PHOENIX - Arizona Governor Doug Ducey announced this week that lawmakers will take another look at laws regulating short term rental properties, like Airbnb, Vrbo, and WanderJaunt, which launched in Phoenix in 2017.
This comes one week before a new state law hits the books to crack down on these properties being turned into party houses, but it wasn't enough to stop the cries for help. Some of the loudest cries may be coming from the community of Sedona, where one resident said short term rentals had ruined their town.
Solving this issue, however, won't be easy. On one hand, it's a nice new tool to make extra money, and on the other hand, it can cause a whole host of problems for other people.
At the Westminster Apartments near Downtown Phoenix, residents like Manuel Perches received a letter this month, telling them to move out next month. His long term leased apartment is about to become a short term only space.
"You're sending a message to the locals: this isn't for you anymore. This is for people outside the state," said Perches.
States like Arizona are wrestling with how to regulate short term rentals. In 2016, the state passed a law that prohibited cities from restricting short term rentals, then more recently passed another one, which cracking down on short term rentals used for pop-up party houses. In one example, a party house in Tempe cost the homeowner thousands of dollars in damages.

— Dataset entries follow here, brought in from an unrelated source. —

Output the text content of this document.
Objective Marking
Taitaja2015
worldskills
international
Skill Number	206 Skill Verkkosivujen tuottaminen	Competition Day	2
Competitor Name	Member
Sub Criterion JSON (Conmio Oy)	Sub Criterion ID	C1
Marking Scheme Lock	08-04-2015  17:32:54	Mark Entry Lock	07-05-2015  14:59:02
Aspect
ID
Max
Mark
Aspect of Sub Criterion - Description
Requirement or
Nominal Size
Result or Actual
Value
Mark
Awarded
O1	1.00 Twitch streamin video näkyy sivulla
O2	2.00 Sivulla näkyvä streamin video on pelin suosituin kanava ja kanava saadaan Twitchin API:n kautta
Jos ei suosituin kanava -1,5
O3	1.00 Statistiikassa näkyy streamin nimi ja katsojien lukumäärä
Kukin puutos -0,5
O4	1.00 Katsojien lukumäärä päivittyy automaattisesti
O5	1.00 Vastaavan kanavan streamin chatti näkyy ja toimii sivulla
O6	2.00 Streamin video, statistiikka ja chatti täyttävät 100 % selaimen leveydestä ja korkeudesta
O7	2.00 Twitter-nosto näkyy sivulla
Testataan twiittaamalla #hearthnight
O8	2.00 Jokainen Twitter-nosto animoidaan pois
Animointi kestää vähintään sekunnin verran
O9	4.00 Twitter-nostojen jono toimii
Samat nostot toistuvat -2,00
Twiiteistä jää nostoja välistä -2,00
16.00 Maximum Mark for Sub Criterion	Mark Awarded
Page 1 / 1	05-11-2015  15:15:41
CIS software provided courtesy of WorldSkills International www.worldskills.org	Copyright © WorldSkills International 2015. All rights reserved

Parties are also not the only problem. In areas like Downtown Phoenix, where there is a housing crunch, short term rentals can limit long term leases, which, in turn, raise rents. People who live and work around the area say they see both sides of the issue.
"If people are taking care of it and there are no problems in the neighborhood, that's great, but I also wouldn't want it next door to me," said one person.
"These people have been living here for a long time and they are my customers and I feel for them, but it was bound to happen," said another person.
Some residents living near an area where several new apartments are going up have started a small, street-level PR campaign to stop their homes from basically becoming hotels.
For Perches, however, the writing is on the wall. It's time for him to move out.
"I'm not going to be homeless or anything. It just sucks when you're told to move out when you just moved in," said Perches, who says the short term rental crowd is already showing up, paying about $50 to $60 a night.
Perches says he and his roommate pay $1,400 a month for a three-bedroom, and he is confident he can find another place nearby. Meanwhile, FOX 10 has reached out to the building's management on Friday, who declined to comment on the story.